Barmenin karşısına oturdum ve ona sırtımı dönerek saatin erken olmasına rağmen barı dolduran hareketli kalabalığa baktım.

'Hah, kıçımın kenarı! '

Kalabalığı boşverip barın duvar taraflarına yakın dizilerek ortada geniş alan bırakan masalarda gözlerimi gezdirdim. Bu sefer tecrübeli deneyelim bakalım. Bu sefer ki arkadaşım diğerlerine göre daha özel olacaktı. İyi bir seçim yapmak istiyordum. Gözlerimi dikkatle gezdirirken sağ tarafımda kalan ilerideki masa dikkatimi çekti. Masadaki üç kişi iki erkek ve bir kızdan oluşuyordu. Aralarındaki dikkat çekici altın sarısı saçlara sahip olan çocuğa diktim gözlerimi. Gerçekten güzel bir surata sahipti. Ruhsuzca güldüm. Eğer arkadaşlığımı kabul ederse o surata sahip olmamış olmayı dileyecekti.

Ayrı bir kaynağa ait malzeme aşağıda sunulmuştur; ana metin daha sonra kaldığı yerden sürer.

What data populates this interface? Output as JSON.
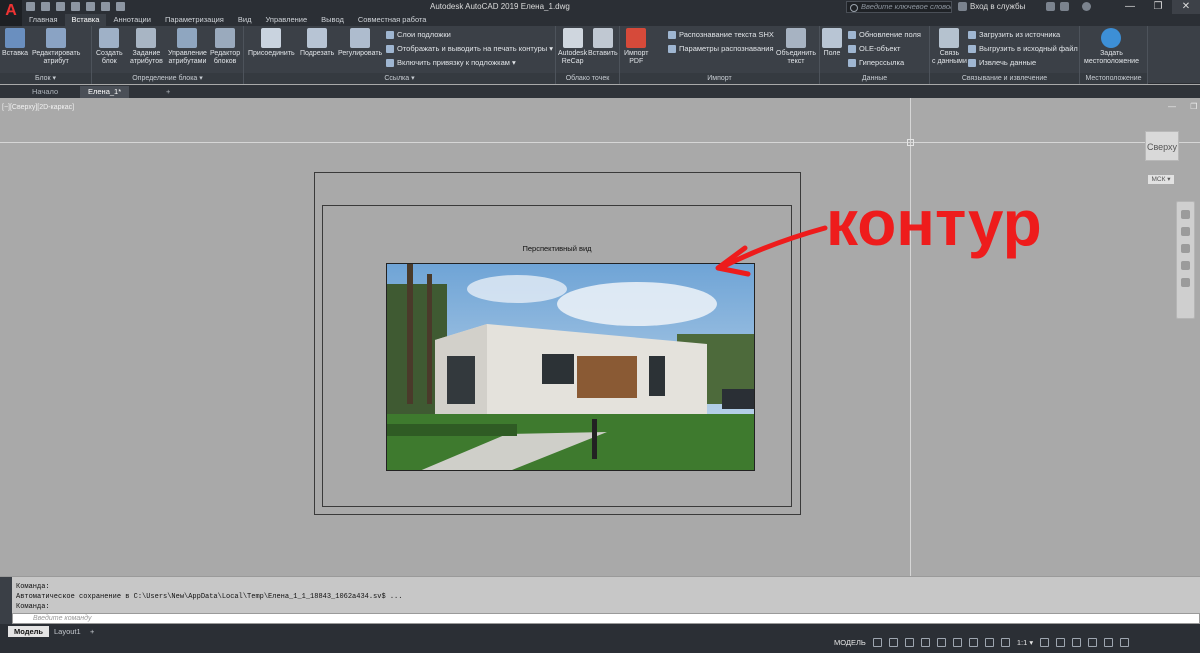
{
  "app": {
    "logo": "A",
    "title": "Autodesk AutoCAD 2019    Елена_1.dwg",
    "search_placeholder": "Введите ключевое слово/фразу",
    "login": "Вход в службы",
    "window_controls": [
      "—",
      "❐",
      "✕"
    ]
  },
  "tabs": [
    "Главная",
    "Вставка",
    "Аннотации",
    "Параметризация",
    "Вид",
    "Управление",
    "Вывод",
    "Совместная работа"
  ],
  "ribbon": {
    "block": {
      "insert": "Вставка",
      "edit_attr": "Редактировать\nатрибут",
      "title": "Блок ▾"
    },
    "block_def": {
      "create": "Создать\nблок",
      "define_attr": "Задание\nатрибутов",
      "manage_attr": "Управление\nатрибутами",
      "block_editor": "Редактор\nблоков",
      "title": "Определение блока ▾"
    },
    "reference": {
      "attach": "Присоединить",
      "clip": "Подрезать",
      "adjust": "Регулировать",
      "underlay_layers": "Слои подложки",
      "display_frames": "Отображать и выводить на печать контуры ▾",
      "snap_underlay": "Включить привязку к подложкам ▾",
      "title": "Ссылка ▾"
    },
    "pointcloud": {
      "recap": "Autodesk\nReCap",
      "insert": "Вставить",
      "title": "Облако точек"
    },
    "import": {
      "pdf": "Импорт\nPDF",
      "shx": "Распознавание текста SHX",
      "settings": "Параметры распознавания",
      "combine": "Объединить\nтекст",
      "title": "Импорт"
    },
    "data": {
      "field": "Поле",
      "update_fields": "Обновление поля",
      "ole": "OLE-объект",
      "hyperlink": "Гиперссылка",
      "title": "Данные"
    },
    "linking": {
      "link": "Связь\nс данными",
      "download": "Загрузить из источника",
      "upload": "Выгрузить в исходный файл",
      "extract": "Извлечь данные",
      "title": "Связывание и извлечение"
    },
    "location": {
      "set": "Задать\nместоположение",
      "title": "Местоположение"
    }
  },
  "doc_tabs": [
    "Начало",
    "Елена_1*",
    "+"
  ],
  "viewport": {
    "label": "[−][Сверху][2D-каркас]",
    "controls": "— ❐ ✕",
    "vp_title": "Перспективный вид",
    "viewcube": "Сверху",
    "wcs": "МСК ▾"
  },
  "annotation": "контур",
  "command": {
    "line1": "Команда:",
    "line2": "Автоматическое сохранение в C:\\Users\\New\\AppData\\Local\\Temp\\Елена_1_1_18843_1062a434.sv$ ...",
    "line3": "Команда:",
    "placeholder": "Введите команду"
  },
  "layout_tabs": [
    "Модель",
    "Layout1",
    "+"
  ],
  "status": {
    "model": "МОДЕЛЬ",
    "scale": "1:1 ▾"
  }
}
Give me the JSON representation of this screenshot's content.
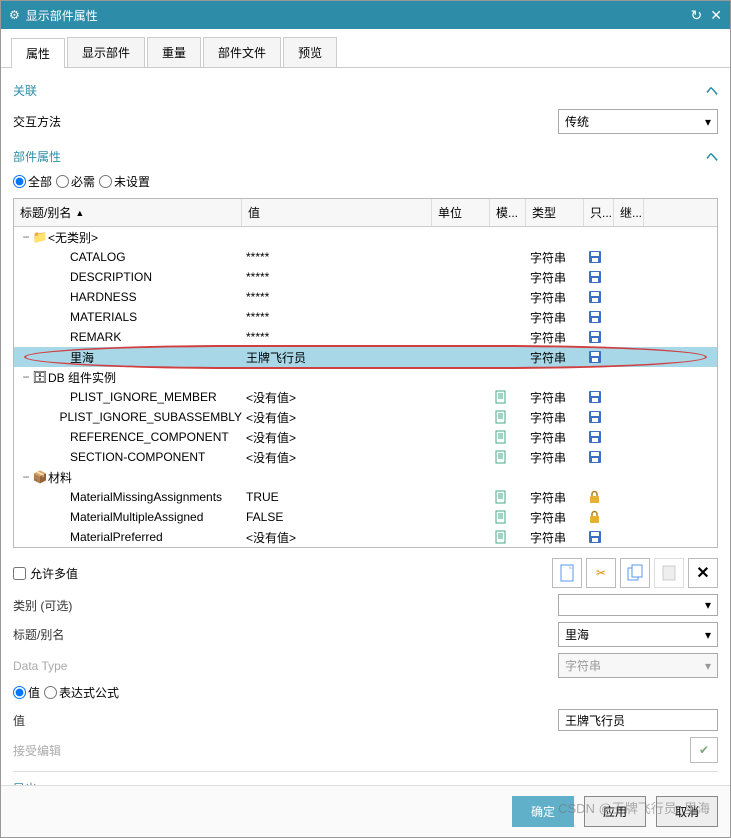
{
  "window": {
    "title": "显示部件属性"
  },
  "tabs": [
    "属性",
    "显示部件",
    "重量",
    "部件文件",
    "预览"
  ],
  "section_assoc": {
    "title": "关联"
  },
  "interaction": {
    "label": "交互方法",
    "value": "传统"
  },
  "section_attr": {
    "title": "部件属性"
  },
  "filter": {
    "all": "全部",
    "required": "必需",
    "unset": "未设置"
  },
  "columns": {
    "title": "标题/别名",
    "value": "值",
    "unit": "单位",
    "mod": "模...",
    "type": "类型",
    "only": "只...",
    "inh": "继..."
  },
  "groups": [
    {
      "name": "<无类别>",
      "icon": "folder",
      "expanded": true,
      "rows": [
        {
          "title": "CATALOG",
          "value": "*****",
          "type": "字符串",
          "save": true
        },
        {
          "title": "DESCRIPTION",
          "value": "*****",
          "type": "字符串",
          "save": true
        },
        {
          "title": "HARDNESS",
          "value": "*****",
          "type": "字符串",
          "save": true
        },
        {
          "title": "MATERIALS",
          "value": "*****",
          "type": "字符串",
          "save": true
        },
        {
          "title": "REMARK",
          "value": "*****",
          "type": "字符串",
          "save": true
        },
        {
          "title": "里海",
          "value": "王牌飞行员",
          "type": "字符串",
          "save": true,
          "selected": true
        }
      ]
    },
    {
      "name": "DB 组件实例",
      "icon": "db",
      "expanded": true,
      "rows": [
        {
          "title": "PLIST_IGNORE_MEMBER",
          "value": "<没有值>",
          "type": "字符串",
          "mod": true,
          "save": true
        },
        {
          "title": "PLIST_IGNORE_SUBASSEMBLY",
          "value": "<没有值>",
          "type": "字符串",
          "mod": true,
          "save": true
        },
        {
          "title": "REFERENCE_COMPONENT",
          "value": "<没有值>",
          "type": "字符串",
          "mod": true,
          "save": true
        },
        {
          "title": "SECTION-COMPONENT",
          "value": "<没有值>",
          "type": "字符串",
          "mod": true,
          "save": true
        }
      ]
    },
    {
      "name": "材料",
      "icon": "mat",
      "expanded": true,
      "rows": [
        {
          "title": "MaterialMissingAssignments",
          "value": "TRUE",
          "type": "字符串",
          "mod": true,
          "lock": true
        },
        {
          "title": "MaterialMultipleAssigned",
          "value": "FALSE",
          "type": "字符串",
          "mod": true,
          "lock": true
        },
        {
          "title": "MaterialPreferred",
          "value": "<没有值>",
          "type": "字符串",
          "mod": true,
          "save": true
        }
      ]
    }
  ],
  "allow_multi": {
    "label": "允许多值"
  },
  "category": {
    "label": "类别 (可选)",
    "value": ""
  },
  "title_alias": {
    "label": "标题/别名",
    "value": "里海"
  },
  "data_type": {
    "label": "Data Type",
    "value": "字符串"
  },
  "value_mode": {
    "value": "值",
    "expr": "表达式公式"
  },
  "value_field": {
    "label": "值",
    "value": "王牌飞行员"
  },
  "accept_edit": {
    "label": "接受编辑"
  },
  "export": {
    "label": "导出"
  },
  "buttons": {
    "ok": "确定",
    "apply": "应用",
    "cancel": "取消"
  },
  "watermark": "CSDN @王牌飞行员_里海"
}
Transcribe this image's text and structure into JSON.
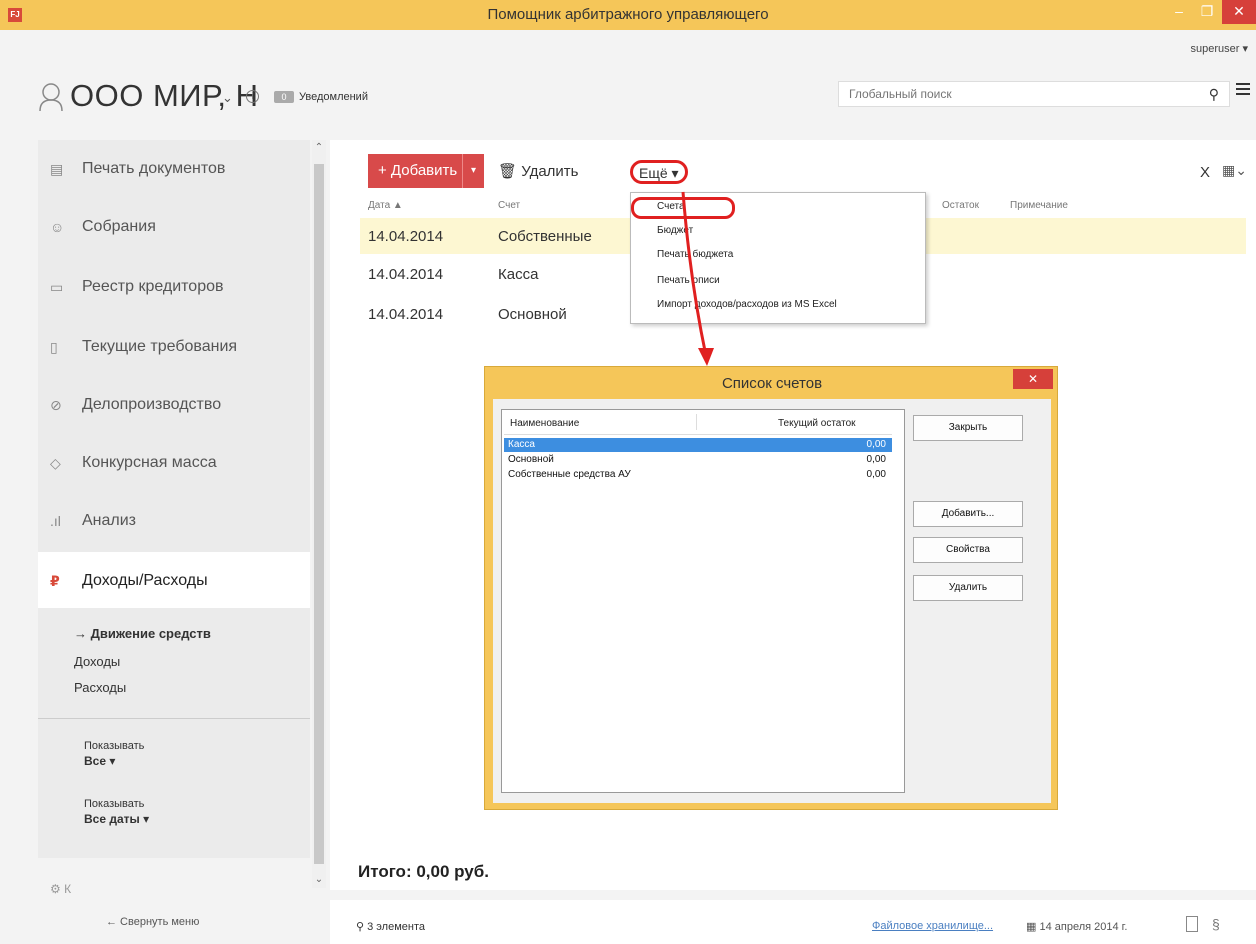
{
  "window": {
    "title": "Помощник арбитражного управляющего",
    "user": "superuser ▾"
  },
  "header": {
    "org_name": "ООО МИР, Н",
    "notifications_count": "0",
    "notifications_label": "Уведомлений",
    "search_placeholder": "Глобальный поиск"
  },
  "sidebar": {
    "items": [
      {
        "label": "Печать документов",
        "icon": "print-icon"
      },
      {
        "label": "Собрания",
        "icon": "meeting-icon"
      },
      {
        "label": "Реестр кредиторов",
        "icon": "registry-icon"
      },
      {
        "label": "Текущие требования",
        "icon": "requirements-icon"
      },
      {
        "label": "Делопроизводство",
        "icon": "paperclip-icon"
      },
      {
        "label": "Конкурсная масса",
        "icon": "assets-icon"
      },
      {
        "label": "Анализ",
        "icon": "chart-icon"
      },
      {
        "label": "Доходы/Расходы",
        "icon": "ruble-icon"
      }
    ],
    "submenu": {
      "active": "→ Движение средств",
      "income": "Доходы",
      "expenses": "Расходы"
    },
    "filters": [
      {
        "label": "Показывать",
        "value": "Все ▾"
      },
      {
        "label": "Показывать",
        "value": "Все даты ▾"
      }
    ],
    "partial_item": "К",
    "collapse_label": "← Свернуть меню"
  },
  "toolbar": {
    "add_label": "+ Добавить",
    "delete_label": "Удалить",
    "more_label": "Ещё ▾"
  },
  "table": {
    "columns": [
      "Дата ▲",
      "Счет",
      "Остаток",
      "Примечание"
    ],
    "rows": [
      {
        "date": "14.04.2014",
        "account": "Собственные"
      },
      {
        "date": "14.04.2014",
        "account": "Касса"
      },
      {
        "date": "14.04.2014",
        "account": "Основной"
      }
    ]
  },
  "dropdown": {
    "items": [
      "Счета",
      "Бюджет",
      "Печать бюджета",
      "Печать описи",
      "Импорт доходов/расходов из MS Excel"
    ]
  },
  "dialog": {
    "title": "Список счетов",
    "columns": [
      "Наименование",
      "Текущий остаток"
    ],
    "rows": [
      {
        "name": "Касса",
        "balance": "0,00"
      },
      {
        "name": "Основной",
        "balance": "0,00"
      },
      {
        "name": "Собственные средства АУ",
        "balance": "0,00"
      }
    ],
    "buttons": {
      "close": "Закрыть",
      "add": "Добавить...",
      "properties": "Свойства",
      "delete": "Удалить"
    }
  },
  "footer": {
    "total": "Итого:  0,00 руб.",
    "count": "3 элемента",
    "storage_link": "Файловое хранилище...",
    "date": "14 апреля 2014 г."
  },
  "colors": {
    "titlebar": "#f5c659",
    "accent_red": "#d84a4a",
    "selection_blue": "#3d8ee0",
    "row_highlight": "#fdf7d2"
  }
}
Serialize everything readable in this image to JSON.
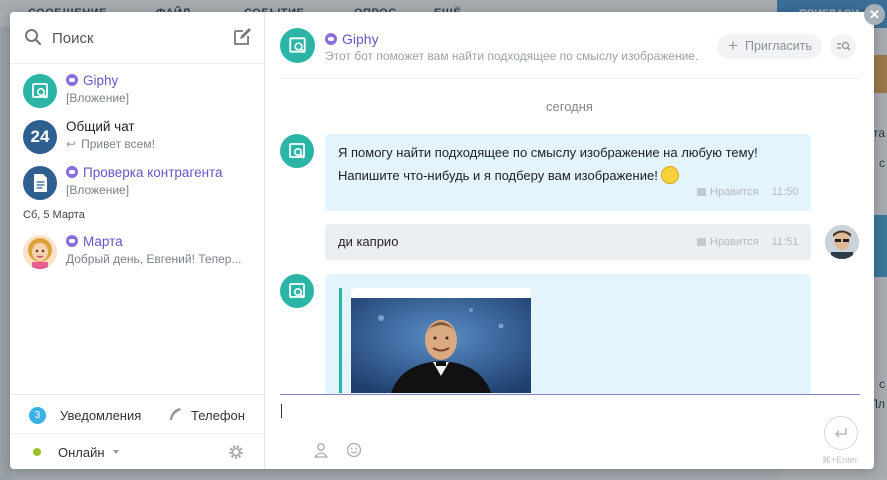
{
  "background": {
    "tabs": [
      "СООБЩЕНИЕ",
      "ФАЙЛ",
      "СОБЫТИЕ",
      "ОПРОС",
      "ЕЩЁ"
    ],
    "invite_label": "ПРИГЛАСИ",
    "snippets": [
      "та",
      "с",
      "с",
      "Пл"
    ]
  },
  "sidebar": {
    "search_label": "Поиск",
    "chats": [
      {
        "name": "Giphy",
        "subtitle": "[Вложение]",
        "is_bot": true
      },
      {
        "name": "Общий чат",
        "subtitle": "Привет всем!",
        "avatar_text": "24",
        "is_bot": false
      },
      {
        "name": "Проверка контрагента",
        "subtitle": "[Вложение]",
        "is_bot": true
      },
      {
        "name": "Марта",
        "subtitle": "Добрый день, Евгений! Тепер...",
        "is_bot": true
      }
    ],
    "date_separator": "Сб, 5 Марта",
    "footer": {
      "notifications_count": "3",
      "notifications_label": "Уведомления",
      "phone_label": "Телефон",
      "status_label": "Онлайн"
    }
  },
  "chat": {
    "header": {
      "name": "Giphy",
      "description": "Этот бот поможет вам найти подходящее по смыслу изображение.",
      "invite_label": "Пригласить"
    },
    "day_label": "сегодня",
    "messages": [
      {
        "line1": "Я помогу найти подходящее по смыслу изображение на любую тему!",
        "line2": "Напишите что-нибудь и я подберу вам изображение!",
        "like_label": "Нравится",
        "time": "11:50"
      },
      {
        "text": "ди каприо",
        "like_label": "Нравится",
        "time": "11:51"
      }
    ],
    "send_hint": "⌘+Enter"
  },
  "colors": {
    "accent_bot": "#6a55c9",
    "giphy_teal": "#2bb5a7",
    "bubble_bot": "#e4f4fd",
    "bubble_me": "#eceff1",
    "online": "#9ac32b"
  }
}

Bakışlarımı hissetmiş olmalı ki kafasını bu tarafa doğru çevirdi. Ruhsuz gülümsemem davetkâr bir çekiciliğe büründüğü sırada göz göze geldik. Kaşlarını çattı ve beni baştan aşağı süzerek inceledi. Teklifimi kabul etse iyi olur, yoksa beni bu kadar incelemesini kötü ödeyecekti. Bakışlarını gözlerime çıkarttı ve dudaklarımı birbirine bastırıp gözlerimi gözlerinden ayırmadan gülümsemeye devam ettim. Dudakları bir tarafa kıvrılıp bana yamuk bir gülüş verdiğinde yavaşça ayağa kalktım. Masalarına giderken kafamı eğdim ve saçlarımın önüme düşmesini sağladım. Sol elimi saçlarımın arasına sokup karıştırarak geriye attım. Tekrar göz göze geldiğimizde gülümsedim ve masalarının yanında dikilerek diğerlerine baktım.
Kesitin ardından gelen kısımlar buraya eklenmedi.